Le roi de Jordanie Abdallah II a vivement critiqué des dirigeants du Proche-Orient dans un entretien publié mardi par un magazine américain, affirmant que le président égyptien ne faisait preuve d’"aucune profondeur" dans sa lecture du conflit israélo-palestinien et que le Premier ministre turc considérait la démocratie comme un "tour en bus".

Dans ces propos recueillis par le magazine The Atlantic, que le palais royal à Amman a jugé "sortis de leur contexte", le roi a aussi estimé que "des loups déguisés en agneaux" dirigeaient les Frères musulmans, critiquant certains alliés occidentaux pour ne pas l’avoir compris.

Sévère envers Morsi

Il a réservé des mots sévères au président égyptien Mohamed Morsi. "J’essayais de lui expliquer comment gérer le Hamas, comment faire avancer le processus de paix, et il disait: +Les Israéliens ne bougeront pas+."

"J’ai répliqué: +Ecoutez, que les Israéliens bougent ou pas, l’essentiel est d’arriver à réunir le Fatah et le Hamas", les deux mouvements palestiniens rivaux, a confié le roi au journaliste du magazine Jeffrey Goldberg, avant d’ajouter: "Le type n’a aucune profondeur".
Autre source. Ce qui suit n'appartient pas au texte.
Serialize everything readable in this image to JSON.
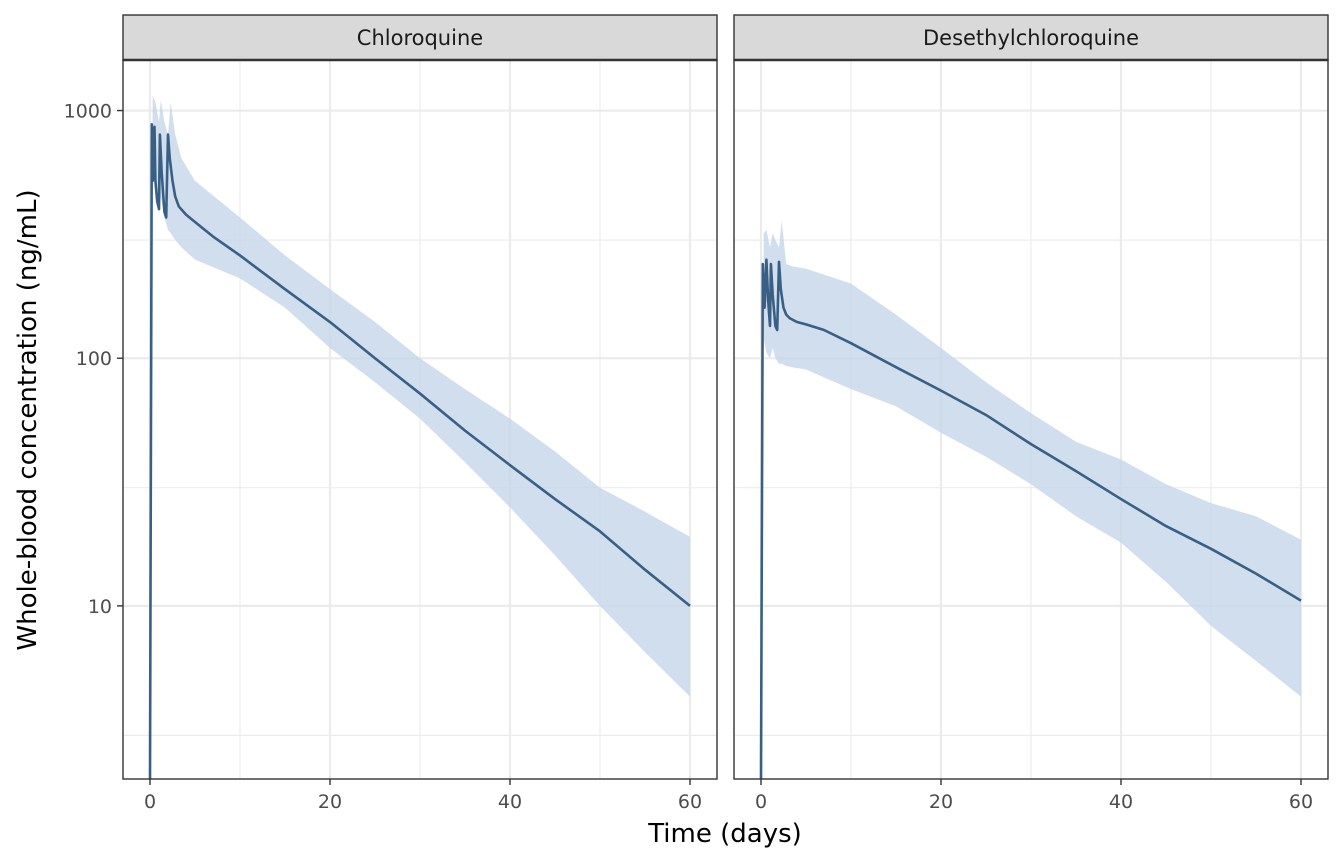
{
  "chart_data": {
    "type": "line",
    "xlabel": "Time (days)",
    "ylabel": "Whole-blood concentration (ng/mL)",
    "y_scale": "log10",
    "xlim": [
      -3,
      63
    ],
    "ylim": [
      2,
      1600
    ],
    "x_ticks": [
      0,
      20,
      40,
      60
    ],
    "x_tick_labels": [
      "0",
      "20",
      "40",
      "60"
    ],
    "y_ticks": [
      10,
      100,
      1000
    ],
    "y_tick_labels": [
      "10",
      "100",
      "1000"
    ],
    "grid": true,
    "line_color": "#3a5f85",
    "band_color": "#c6d6e8",
    "panels": [
      {
        "label": "Chloroquine",
        "series": [
          {
            "median": {
              "x": [
                0,
                0,
                0.2,
                0.3,
                0.5,
                0.6,
                0.8,
                1.0,
                1.1,
                1.3,
                1.6,
                1.8,
                2.0,
                2.2,
                2.5,
                2.8,
                3.2,
                4,
                5,
                7,
                10,
                15,
                20,
                25,
                30,
                35,
                40,
                45,
                50,
                55,
                60
              ],
              "y": [
                1,
                2,
                880,
                520,
                860,
                520,
                430,
                400,
                800,
                560,
                390,
                370,
                800,
                640,
                520,
                450,
                410,
                380,
                355,
                310,
                260,
                190,
                140,
                100,
                72,
                51,
                37,
                27,
                20,
                14,
                10
              ]
            },
            "band": {
              "x": [
                0,
                0.3,
                0.6,
                1.0,
                1.2,
                1.6,
                2.0,
                2.3,
                2.8,
                3.5,
                5,
                10,
                15,
                20,
                25,
                30,
                35,
                40,
                45,
                50,
                55,
                60
              ],
              "lower": [
                2,
                700,
                500,
                380,
                450,
                370,
                330,
                320,
                300,
                280,
                250,
                210,
                160,
                110,
                80,
                57,
                38,
                25,
                16,
                10,
                6.5,
                4.3
              ],
              "upper": [
                2,
                1150,
                1080,
                900,
                1100,
                900,
                800,
                1080,
                800,
                640,
                520,
                370,
                260,
                190,
                140,
                100,
                75,
                57,
                42,
                30,
                24,
                19
              ]
            }
          }
        ]
      },
      {
        "label": "Desethylchloroquine",
        "series": [
          {
            "median": {
              "x": [
                0,
                0,
                0.2,
                0.4,
                0.6,
                0.8,
                1.0,
                1.1,
                1.3,
                1.6,
                1.8,
                2.0,
                2.2,
                2.5,
                2.8,
                3.2,
                4,
                5,
                7,
                10,
                15,
                20,
                25,
                30,
                35,
                40,
                45,
                50,
                55,
                60
              ],
              "y": [
                1,
                2,
                240,
                160,
                250,
                170,
                135,
                240,
                180,
                135,
                130,
                245,
                190,
                160,
                150,
                145,
                140,
                137,
                130,
                115,
                92,
                74,
                59,
                45,
                35,
                27,
                21,
                17,
                13.5,
                10.5
              ]
            },
            "band": {
              "x": [
                0,
                0.3,
                0.6,
                1.0,
                1.3,
                1.6,
                2.0,
                2.3,
                2.8,
                3.5,
                5,
                10,
                15,
                20,
                25,
                30,
                35,
                40,
                45,
                50,
                55,
                60
              ],
              "lower": [
                2,
                120,
                105,
                100,
                110,
                100,
                95,
                95,
                93,
                92,
                90,
                75,
                64,
                50,
                40,
                31,
                23,
                18,
                12.5,
                8.3,
                6,
                4.3
              ],
              "upper": [
                2,
                320,
                330,
                280,
                320,
                300,
                280,
                360,
                240,
                235,
                230,
                200,
                150,
                110,
                80,
                60,
                46,
                39,
                31,
                26,
                23,
                18.5
              ]
            }
          }
        ]
      }
    ]
  }
}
Il a aussi affirmé que le Premier ministre turc Recep Tayyip Erdogan "a dit que la démocratie était pour lui un tour en bus. +Une fois arrivé à mon arrêt, je descends+." "Au lieu de mettre six ou sept ans à atteindre son modèle turc, à être Erdogan, Morsi a voulu l’être du jour au lendemain", a ajouté le roi.

Bachar al-Assad aussi

Lorsqu’on lui a demandé si le président syrien Bachar al-Assad était "une sorte de provincial", le roi a répondu: "Il y a eu ce diner avec moi, lui et le roi du Maroc, à la résidence du roi au Caire. Et donc Bachar lors du diner se tourne vers nous et demande +Pouvez-vous m’expliquer ce qu’est le décalage horaire+? Il n’avait jamais entendu parler du décalage horaire".
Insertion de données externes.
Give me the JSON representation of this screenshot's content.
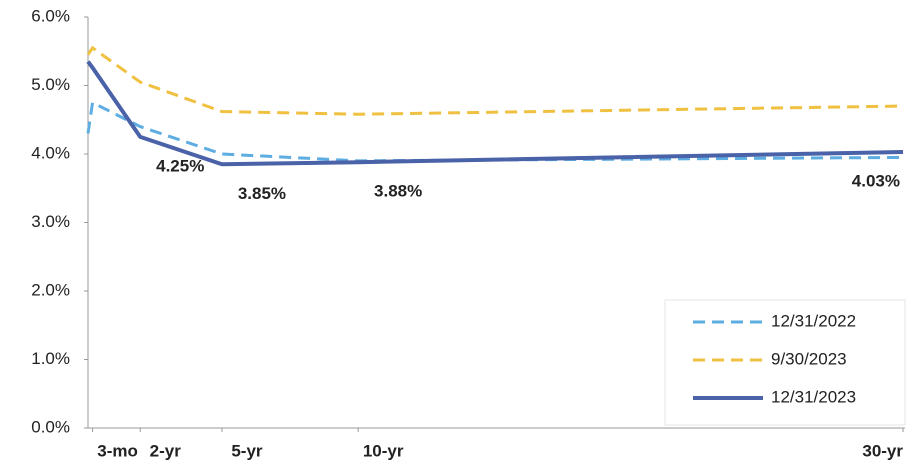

Le roi Abdallah, dont le pays est un allié clé des États-Unis, pense que ses alliés occidentaux sont naïfs face aux intentions des Frères musulmans, rapportant qu’on lui avait dit que "le seul moyen d’obtenir la démocratie se trouve dans les Frères musulmans", selon The Atlantic. "Je vois les Frères musulmans imprimer leur marque en Egypte et en Turquie", a-t-il ajouté.

"Le Printemps arabe a mis en lumière un nouveau croissant (symbole de l’islam, ndlr) dans le processus de développement", a-t-il poursuivi, estimant que "notre principal combat" devait être de le contrecarrer.

Le palais royal à Amman a publié un communiqué expliquant que l’article "contenait de nombreuses erreurs et que les commentaires du roi avaient été sortis de leur contexte". "L’auteur a traduit ses propres analyses, attribuant des propos au roi d’une façon imprécise et malhonnête", dit le communiqué.